La vostra spiritualità non può prescindere dalla «passione» che S. Francesco ebbe per la Passione di Cristo. Le sue stimmate sono una perenne predicazione. La vostra elezione d’esserne i suoi seguaci vi invita, vi obbliga a comprendere questo altro essenziale aspetto del cristianesimo.
Può mai il cristianesimo prescindere dalla Croce di Cristo?
Qui è il punto focale del suo messaggio e della sua missione, e qui è la sorgente della nostra redenzione, della nostra salvezza.
Non vi diciamo di più; vi sappiamo devoti della «Via Crucis».
Ma solo vi ricorderemo, dopo quella della ricchezza, un’altra tentazione capitale del nostro tempo, e spesso anche della nostra vita cristiana: la tentazione di togliere dal Vangelo la pagina della Croce. Si vuole un cristianesimo facile, un cristianesimo senza sacrificio.
Un cristianesimo senza doveri, senza rinunce, senza superiori, senza dolore, in una parola senza la Croce.
Voi invece sapete e cercate di vivere la grande parola di Gesù, la quale fu poi quella di S. Francesco: «In verità, in verità vi dico, se il grano di frumento, caduto in terra, non muore, rimane sterile; ma se muore (cioè si dissolve nel terreno), porta molto frutto» (Io. 12, 24).
Quanto bisogno noi, uomini moderni, cultori gelosi della nostra personalità, della nostra comodità, della nostra incolumità, di ripensare a queste magistrali parole di Cristo, che ci predica la legge del morire per vivere, la legge dell’amore che si dona e si immola, la legge del sacrificio !
S. Francesco, specchio di Cristo, ce la ripete! Ricordiamola insieme!
GENEROSO SERVIZIO
E finalmente la nostra terza fiducia: la fedeltà alla Chiesa!

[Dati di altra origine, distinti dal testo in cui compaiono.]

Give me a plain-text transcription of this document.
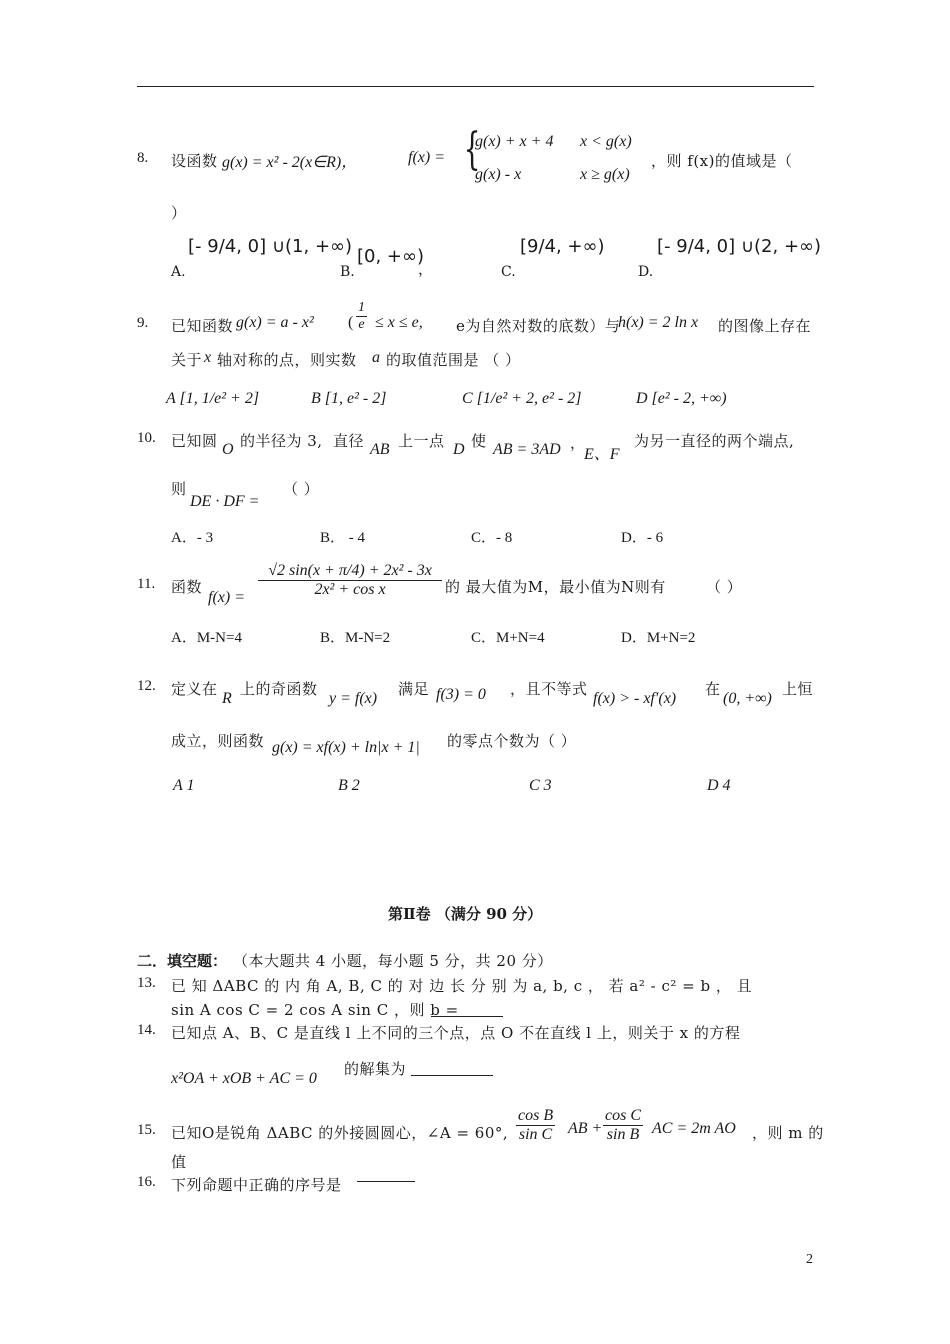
8. 设函数 g(x) = x² - 2(x∈R)，	f(x) = {
g(x) + x + 4 x < g(x)
g(x) - x	x ≥ g(x)
，则 f(x)的值域是（
）
A.
[- 9/4, 0] ∪(1, +∞)
B.
[0, +∞)
，	C.
[9/4, +∞)
D.
[- 9/4, 0] ∪(2, +∞)
9. 已知函数 g(x) = a - x² ( $\frac{1}{e} \le x \le e$, e为自然对数的底数）与
h(x) = 2 ln x 的图像上存在
关于 x 轴对称的点，则实数 a 的取值范围是 （ ）
A [1, 1/e² + 2]	B [1, e² - 2]	C [1/e² + 2, e² - 2]	D [e² - 2, +∞)
10. 已知圆 O 的半径为 3, 直径 AB 上一点 D 使 AB = 3AD ，
E、F
为另一直径的两个端点,
则
DE · DF =
（ ）
A．- 3	B． - 4	C．- 8	D．- 6
11. 函数
$f(x) = \frac{\text{√2 sin(x + π/4) + 2x² - 3x}}{\text{2x² + cos x}}$ 的 最大值为M，最小值为N则有	（ ）
A．M-N=4	B．M-N=2	C．M+N=4	D．M+N=2
12. 定义在
R
上的奇函数
y = f(x)
满足 f(3) = 0 ，且不等式
f(x) > - xf′(x)
在
(0, +∞)
上恒
成立，则函数 g(x) = xf(x) + ln|x + 1| 的零点个数为（ ）
A 1	B 2	C 3	D 4
第Ⅱ卷 （满分 90 分）
二．填空题： （本大题共 4 小题，每小题 5 分，共 20 分）
13. 已 知 ΔABC 的 内 角 A, B, C 的 对 边 长 分 别 为 a, b, c ， 若 a² - c² = b ， 且
sin A cos C = 2 cos A sin C ，则 b =
14. 已知点 A、B、C 是直线 l 上不同的三个点，点 O 不在直线 l 上，则关于 x 的方程
x²OA + xOB + AC = 0
的解集为
15. 已知O是锐角 ΔABC 的外接圆圆心，∠A = 60°, $\frac{\text{cos B}}{\text{sin C}}$ AB + $\frac{\text{cos C}}{\text{sin B}}$ AC = 2m AO ，则 m 的
值
16. 下列命题中正确的序号是
2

Noi abbiamo fiducia che ancora la spalla forte e paziente di S. Francesco, com’è nell’affresco celebre e tipico, sosterrà la Chiesa visibile e umana, soggetta alle crisi di questo mondo, nel suo minacciato edificio; sosterrà, sì, la Chiesa, che Cristo volle fondare e costruire, a gloria sua, su l’umile pescatore Simone figlio di Giovanni; la sosterrà qual è e quale Cristo la volle, anche se tanto bisognosa d’indulgenza e di comprensione; la sosterrà in questo momento storico, dopo il Concilio, nel quale pare talvolta che, a deprimere e a tentare di demolire il mistico e pur temporale edificio, siano i figli! I figli che vi sono ospitati, anzi che ne sono o dovrebbero esserne pietre vive, non meno che gli avversari esterni forse meno consapevoli dell’ingiusta opera loro.
Ebbene, Noi speriamo che voi, voi tutti, Figli di San Francesco, sarete questa spalla poderosa sostenitrice, e che nel vostro silenzioso e generoso servizio sarete a noi vicini, con noi pazienti, con noi fiduciosi che nessuna infausta avversità potrà prevalere sulla stabilità perenne dell’edificio di Cristo, la Chiesa una, santa, cattolica ed apostolica.
Ed è con questa fiducia che di cuore vi benediciamo.